As I've grown up and matured - well, theoretically, anyway! - I don't really think much about what Christ looks like anymore.  When we're kids, we spend much more time processing such things in our little brains, developing an ability to differentiate between various characteristics, shapes, colors, and such.  We're discovering how we fit into the social environment around us.  Recognizing different ways different people look and act is part of our socialization.

But how much of that process really gets left behind as we mature?  As adults, maybe we Christ-followers care less about what Christ looks like, but again, like Burt's carol, might we mistakenly apply other characteristics to Him that the Bible never tells us He has?

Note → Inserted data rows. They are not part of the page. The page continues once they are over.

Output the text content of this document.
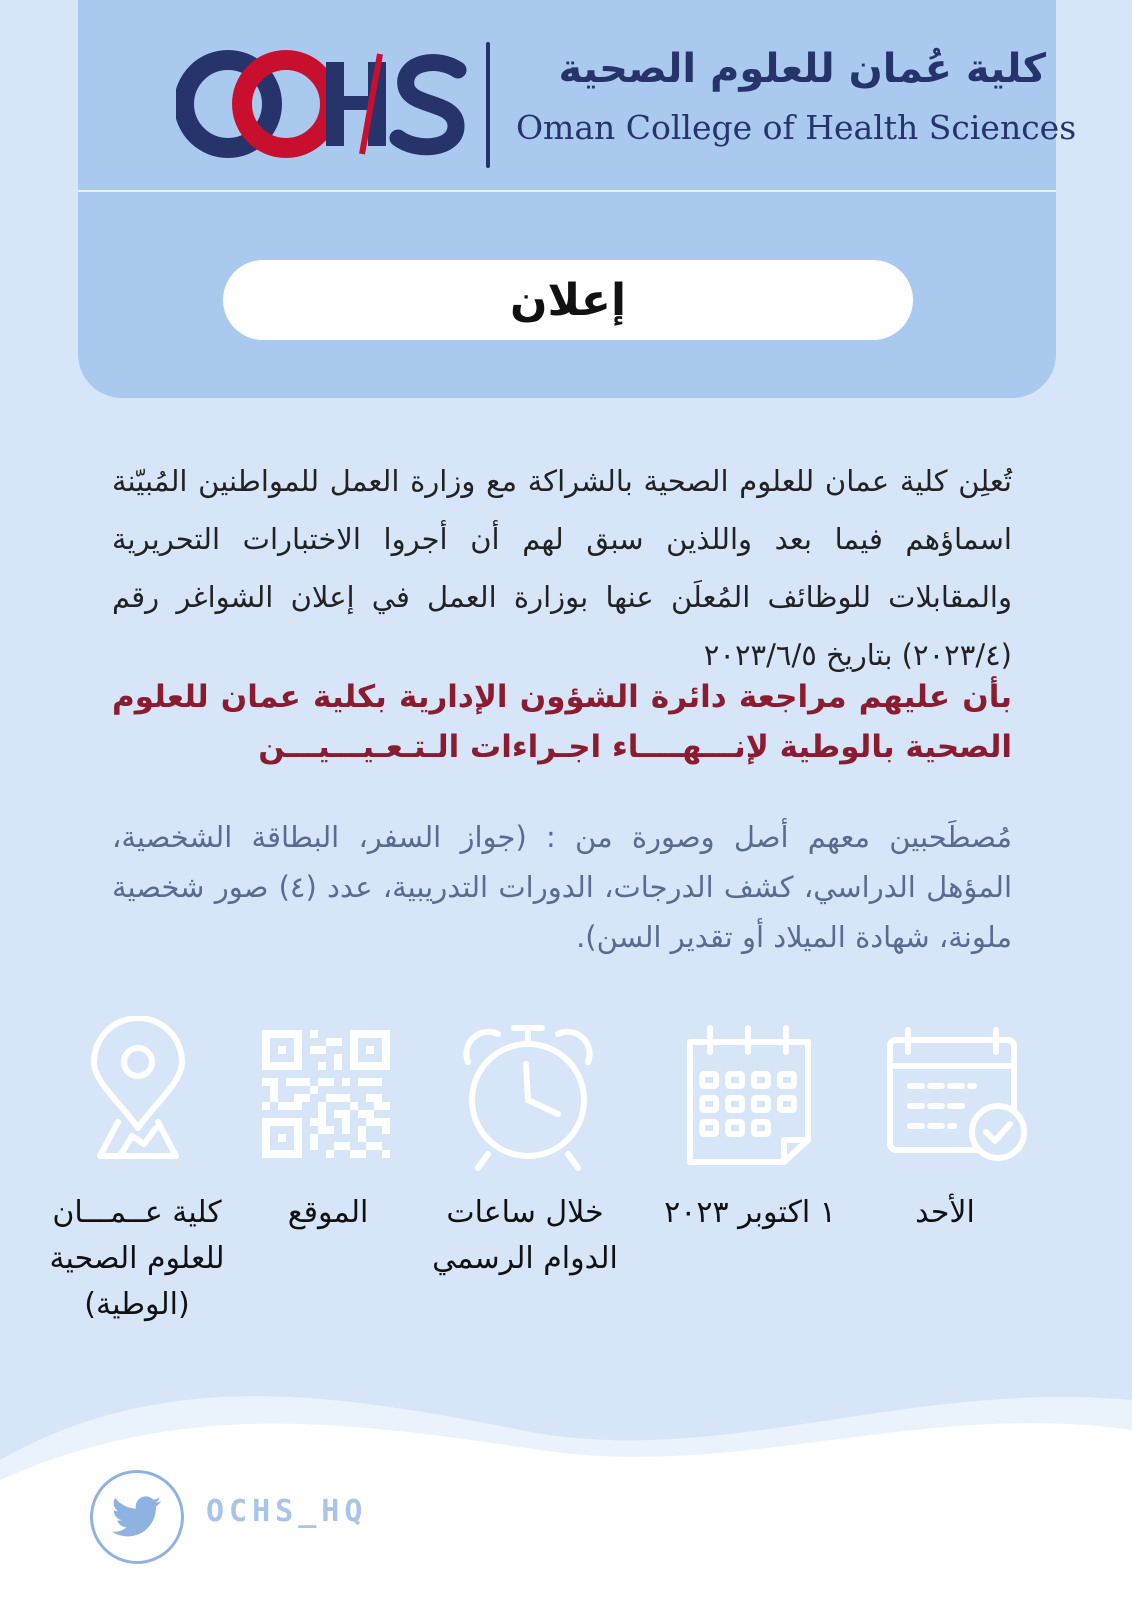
كلية عُمان للعلوم الصحية
Oman College of Health Sciences
إعلان
تُعلِن كلية عمان للعلوم الصحية بالشراكة مع وزارة العمل للمواطنين المُبيّنة اسماؤهم فيما بعد واللذين سبق لهم أن أجروا الاختبارات التحريرية والمقابلات للوظائف المُعلَن عنها بوزارة العمل في إعلان الشواغر رقم (٢٠٢٣/٤) بتاريخ ٢٠٢٣/٦/٥
بأن عليهم مراجعة دائرة الشؤون الإدارية بكلية عمان للعلوم الصحية بالوطية لإنـــهــــاء اجـراءات الـتـعـيـــيـــن
مُصطَحبين معهم أصل وصورة من : (جواز السفر، البطاقة الشخصية، المؤهل الدراسي، كشف الدرجات، الدورات التدريبية، عدد (٤) صور شخصية ملونة، شهادة الميلاد أو تقدير السن).
الأحد
١ اكتوبر ٢٠٢٣
خلال ساعات الدوام الرسمي
الموقع
كلية عــمـــان للعلوم الصحية (الوطية)
OCHS_HQ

For example, a recent disagreement has broken out on a couple of popular evangelical websites about Christ being a "friend of sinners," and the extent to which Christ would endorse certain lifestyles, habits, and versions of morality.  Some adults see Him reaching out to gays in a way that affirms their desire to marry somebody of the same sex.  But other adults see Him loving sinners, but not their sins, and encouraging the former to abandon the latter.

Some adults see Him as a great social welfare advocate, preaching wealth redistribution and the evils of moneymaking, while some adults see Him as encouraging the hoarding of profits people earn as the result of honest work.  After all, it's the love of money that's the root of all sorts of evil, not money itself.

Some adults see Him as a red-blooded American right-wing Republican, a swashbuckling champion of individuality, freedom, and fun.  Meanwhile, however, some adults see Him as an apolitical moralist who created the institution of government, and told His followers to "render unto Caesar the things that are Caesar's."  And that Biblical freedom is not political freedom.

Some adults see Him as a pop culture icon, readily adaptable to changing styles and fashions, and totally fine with going with the flow.  Other adults see Him as rigidly ascribing to His Father's holy decrees, some out of legalism, and others simply because we're called to be separate; "in the world, but not of it."

And then, of course, there are all of the other adults who see the nuanced degrees of differences, exceptions, and interpretations between these more popular visions of Christ.  We believe that since the Christ in Whom we're to believe isn't explicitly described for us in the Bible, that we're entitled to a certain degree of flexibility when it comes to envisioning how and why we believe in, trust in, and serve the Son of God.

Meanwhile, I keep being drawn to the last few lines of this carol by Alfred Burt.  Not as a universalistic panacea for all that ails Christ's Earthly body, but as a refrain of authentic worship that is more profound that we normally expect in such songs:

O lay aside each earthly thing, And with thy heart as offering,
Come worship now the infant King. 'Tis love that's born tonight!

Do we love Christ more than we love ourselves?  Do we love others more than we love ourselves?  Do we love our ideas, preferences, lifestyles, money, skills, interpretations, idols, and even our fears more than we love Christ?

Yes, how we "mature" Christians see Him should have a lot more to do with His truth than His skin color.  Unfortunately, the way some Christians want to see Christ seems to have less to do with unpopular morality, His relationship with our holy Father, and the penalty of our raw sins from which His death frees us, and more to do with easy, rationalized, sophomoric trendiness.

Let's not forget that God looks at our hears, and knows the degree of our allegiance to His Word.  So Whom are we fooling?  The more that Christ is "King" of our lives, and not simply a pawn of our myopic worldview, how we see Him will probably bear less resemblance to the world around us.  And it'll probably show, when contrasted to the world around us.

The apostle Paul put it rather succinctly in Colossians 2:8:  "See to it that no one takes you captive through hollow and deceptive philosophy, which depends on human tradition and the basic principles of this world rather than on Christ."

It's not just little children who need to lay aside each Earthly thing!